2. The feed nozzle mixing tube of claim 1 wherein the cross-sectional area of the small diameter end of the nozzle chamber perpendicular to the first direction is smaller than the cross-sectional area of the large diameter end of the mixing chamber perpendicular to the first direction.

3. The feed nozzle mixing tube of claim 1, wherein the additive inlet has an open area that is smaller than the open area of the feed inlet.

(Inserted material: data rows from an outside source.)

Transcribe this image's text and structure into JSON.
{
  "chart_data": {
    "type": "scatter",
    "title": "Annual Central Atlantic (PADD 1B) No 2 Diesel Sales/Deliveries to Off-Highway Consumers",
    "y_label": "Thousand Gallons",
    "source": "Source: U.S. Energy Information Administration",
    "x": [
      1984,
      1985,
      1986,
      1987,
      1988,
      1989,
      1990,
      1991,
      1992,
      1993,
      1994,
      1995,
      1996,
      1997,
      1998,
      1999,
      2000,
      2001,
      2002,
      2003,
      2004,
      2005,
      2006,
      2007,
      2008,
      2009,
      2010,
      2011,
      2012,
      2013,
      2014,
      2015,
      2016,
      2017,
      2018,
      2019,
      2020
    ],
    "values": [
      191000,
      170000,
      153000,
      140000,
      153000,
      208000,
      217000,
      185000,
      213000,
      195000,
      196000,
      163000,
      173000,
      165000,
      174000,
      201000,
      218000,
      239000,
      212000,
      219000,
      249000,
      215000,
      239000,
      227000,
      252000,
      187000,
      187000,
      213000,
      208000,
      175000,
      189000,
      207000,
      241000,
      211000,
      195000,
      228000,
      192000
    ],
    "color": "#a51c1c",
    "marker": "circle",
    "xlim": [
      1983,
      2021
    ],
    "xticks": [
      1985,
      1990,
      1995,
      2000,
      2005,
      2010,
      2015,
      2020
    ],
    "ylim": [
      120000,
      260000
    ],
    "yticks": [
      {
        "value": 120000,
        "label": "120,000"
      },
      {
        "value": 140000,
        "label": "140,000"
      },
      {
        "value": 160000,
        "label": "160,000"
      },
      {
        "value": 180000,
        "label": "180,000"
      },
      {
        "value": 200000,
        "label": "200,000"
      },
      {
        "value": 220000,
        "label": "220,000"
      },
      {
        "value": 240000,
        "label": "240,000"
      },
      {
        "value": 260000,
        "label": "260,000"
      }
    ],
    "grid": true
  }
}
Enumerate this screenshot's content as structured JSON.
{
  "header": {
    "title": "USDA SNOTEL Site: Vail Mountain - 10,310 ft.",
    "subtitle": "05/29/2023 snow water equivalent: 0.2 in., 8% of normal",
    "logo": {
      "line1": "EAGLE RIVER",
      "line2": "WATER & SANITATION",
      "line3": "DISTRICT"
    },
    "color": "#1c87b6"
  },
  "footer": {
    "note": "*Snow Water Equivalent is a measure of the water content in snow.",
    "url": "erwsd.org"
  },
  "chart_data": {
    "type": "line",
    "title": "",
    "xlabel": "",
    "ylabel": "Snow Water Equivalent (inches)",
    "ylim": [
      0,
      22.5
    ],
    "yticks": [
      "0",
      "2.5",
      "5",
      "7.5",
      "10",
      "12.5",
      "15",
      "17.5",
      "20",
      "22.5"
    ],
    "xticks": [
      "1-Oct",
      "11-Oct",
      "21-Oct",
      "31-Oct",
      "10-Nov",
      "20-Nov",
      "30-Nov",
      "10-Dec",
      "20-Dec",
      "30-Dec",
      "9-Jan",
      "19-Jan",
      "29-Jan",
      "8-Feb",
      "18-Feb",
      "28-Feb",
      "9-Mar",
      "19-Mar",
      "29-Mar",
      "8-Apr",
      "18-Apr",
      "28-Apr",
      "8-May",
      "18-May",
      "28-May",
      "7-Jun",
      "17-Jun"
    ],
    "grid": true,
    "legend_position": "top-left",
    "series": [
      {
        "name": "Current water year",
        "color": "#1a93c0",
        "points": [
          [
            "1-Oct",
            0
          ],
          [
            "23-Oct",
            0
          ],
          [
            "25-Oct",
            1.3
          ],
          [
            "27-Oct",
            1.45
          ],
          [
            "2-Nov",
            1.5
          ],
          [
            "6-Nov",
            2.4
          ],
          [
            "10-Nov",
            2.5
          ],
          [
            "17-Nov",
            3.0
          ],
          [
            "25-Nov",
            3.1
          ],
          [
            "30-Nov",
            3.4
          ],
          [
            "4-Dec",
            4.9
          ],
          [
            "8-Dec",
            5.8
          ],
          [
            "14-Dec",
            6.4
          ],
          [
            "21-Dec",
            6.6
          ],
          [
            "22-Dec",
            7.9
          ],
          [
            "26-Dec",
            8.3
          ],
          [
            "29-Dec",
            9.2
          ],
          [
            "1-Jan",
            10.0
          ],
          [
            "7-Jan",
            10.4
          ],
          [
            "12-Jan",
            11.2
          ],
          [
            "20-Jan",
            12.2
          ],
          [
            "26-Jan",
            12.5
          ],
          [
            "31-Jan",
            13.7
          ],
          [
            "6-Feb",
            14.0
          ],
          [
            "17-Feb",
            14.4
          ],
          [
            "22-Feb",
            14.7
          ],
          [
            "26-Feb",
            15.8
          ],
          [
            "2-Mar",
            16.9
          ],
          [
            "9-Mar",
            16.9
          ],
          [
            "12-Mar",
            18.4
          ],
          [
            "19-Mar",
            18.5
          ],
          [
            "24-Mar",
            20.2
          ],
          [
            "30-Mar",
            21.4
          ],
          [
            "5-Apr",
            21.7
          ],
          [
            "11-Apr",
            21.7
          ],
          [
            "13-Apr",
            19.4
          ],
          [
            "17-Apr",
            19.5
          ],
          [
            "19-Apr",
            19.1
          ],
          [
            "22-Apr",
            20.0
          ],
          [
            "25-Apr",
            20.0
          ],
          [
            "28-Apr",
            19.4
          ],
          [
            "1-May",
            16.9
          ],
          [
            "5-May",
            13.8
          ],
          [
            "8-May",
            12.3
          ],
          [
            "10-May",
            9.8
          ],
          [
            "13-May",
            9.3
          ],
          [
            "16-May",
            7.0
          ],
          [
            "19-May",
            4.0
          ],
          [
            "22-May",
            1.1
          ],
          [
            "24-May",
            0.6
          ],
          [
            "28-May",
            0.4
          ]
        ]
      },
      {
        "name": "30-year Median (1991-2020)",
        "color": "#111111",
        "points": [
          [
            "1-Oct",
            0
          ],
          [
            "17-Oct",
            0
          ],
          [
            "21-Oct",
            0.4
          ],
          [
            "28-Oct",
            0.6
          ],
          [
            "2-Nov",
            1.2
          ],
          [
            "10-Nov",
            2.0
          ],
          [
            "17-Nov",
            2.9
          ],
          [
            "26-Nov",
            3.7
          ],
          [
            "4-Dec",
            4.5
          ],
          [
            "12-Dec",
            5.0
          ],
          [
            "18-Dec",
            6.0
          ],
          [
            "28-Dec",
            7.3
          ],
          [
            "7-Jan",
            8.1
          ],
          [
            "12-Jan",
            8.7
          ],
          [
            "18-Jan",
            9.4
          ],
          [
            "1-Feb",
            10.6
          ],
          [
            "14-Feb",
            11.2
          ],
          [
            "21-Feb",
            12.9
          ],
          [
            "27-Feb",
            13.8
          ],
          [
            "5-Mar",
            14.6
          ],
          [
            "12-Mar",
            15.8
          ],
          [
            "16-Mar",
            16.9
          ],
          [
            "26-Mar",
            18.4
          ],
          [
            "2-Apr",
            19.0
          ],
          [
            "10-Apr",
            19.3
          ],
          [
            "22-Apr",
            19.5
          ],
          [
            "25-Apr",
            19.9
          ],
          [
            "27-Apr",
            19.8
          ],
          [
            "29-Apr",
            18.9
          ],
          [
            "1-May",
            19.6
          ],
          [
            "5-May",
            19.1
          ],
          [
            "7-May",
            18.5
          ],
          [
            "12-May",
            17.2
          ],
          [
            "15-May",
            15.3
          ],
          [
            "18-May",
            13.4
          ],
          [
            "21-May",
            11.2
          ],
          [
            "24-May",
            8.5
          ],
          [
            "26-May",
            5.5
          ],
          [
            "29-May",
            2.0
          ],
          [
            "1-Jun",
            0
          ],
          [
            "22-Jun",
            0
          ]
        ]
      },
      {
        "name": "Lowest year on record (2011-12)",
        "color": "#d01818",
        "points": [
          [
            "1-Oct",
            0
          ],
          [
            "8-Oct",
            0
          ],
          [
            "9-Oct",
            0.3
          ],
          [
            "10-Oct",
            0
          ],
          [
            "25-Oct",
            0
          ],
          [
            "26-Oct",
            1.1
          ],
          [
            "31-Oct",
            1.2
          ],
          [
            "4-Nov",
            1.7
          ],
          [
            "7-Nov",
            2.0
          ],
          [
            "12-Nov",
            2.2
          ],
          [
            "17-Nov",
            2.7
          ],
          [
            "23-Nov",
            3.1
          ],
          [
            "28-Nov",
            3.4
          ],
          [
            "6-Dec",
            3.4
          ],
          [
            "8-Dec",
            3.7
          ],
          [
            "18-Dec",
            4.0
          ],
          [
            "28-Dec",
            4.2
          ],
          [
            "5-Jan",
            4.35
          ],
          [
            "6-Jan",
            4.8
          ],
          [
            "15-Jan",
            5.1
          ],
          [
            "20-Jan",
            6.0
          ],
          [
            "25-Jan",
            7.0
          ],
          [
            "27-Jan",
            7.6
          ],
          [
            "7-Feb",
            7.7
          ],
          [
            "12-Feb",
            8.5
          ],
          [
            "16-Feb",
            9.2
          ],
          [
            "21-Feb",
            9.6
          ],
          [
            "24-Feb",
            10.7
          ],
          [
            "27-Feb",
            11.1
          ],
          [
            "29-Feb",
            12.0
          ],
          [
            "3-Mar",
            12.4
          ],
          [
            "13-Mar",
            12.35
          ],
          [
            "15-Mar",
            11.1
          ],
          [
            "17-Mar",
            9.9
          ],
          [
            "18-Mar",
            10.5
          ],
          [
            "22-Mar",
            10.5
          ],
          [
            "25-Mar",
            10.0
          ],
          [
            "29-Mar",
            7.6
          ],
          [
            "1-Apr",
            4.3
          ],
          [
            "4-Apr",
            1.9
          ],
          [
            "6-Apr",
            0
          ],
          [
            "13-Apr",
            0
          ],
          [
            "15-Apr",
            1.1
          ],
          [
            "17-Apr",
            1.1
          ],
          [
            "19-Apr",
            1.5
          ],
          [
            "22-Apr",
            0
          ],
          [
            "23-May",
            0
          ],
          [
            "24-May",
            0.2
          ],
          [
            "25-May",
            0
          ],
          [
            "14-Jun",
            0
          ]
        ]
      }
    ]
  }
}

4. The feed nozzle mixing tube of claim 1 wherein the additive inlet has an open area that is smaller than the open area of the mixture outlet.

5. The feed nozzle mixing tube of claim 1, wherein a cross-sectional area of the small diameter end of the mixing chamber perpendicular to the first direction is equal to a cross-sectional area of the small diameter end of the diffusion chamber perpendicular to the first direction.

6. The feed nozzle mixing tube of claim 1 wherein the length of the mixing chamber in the first direction is less than the length of the diffusion chamber in the first direction.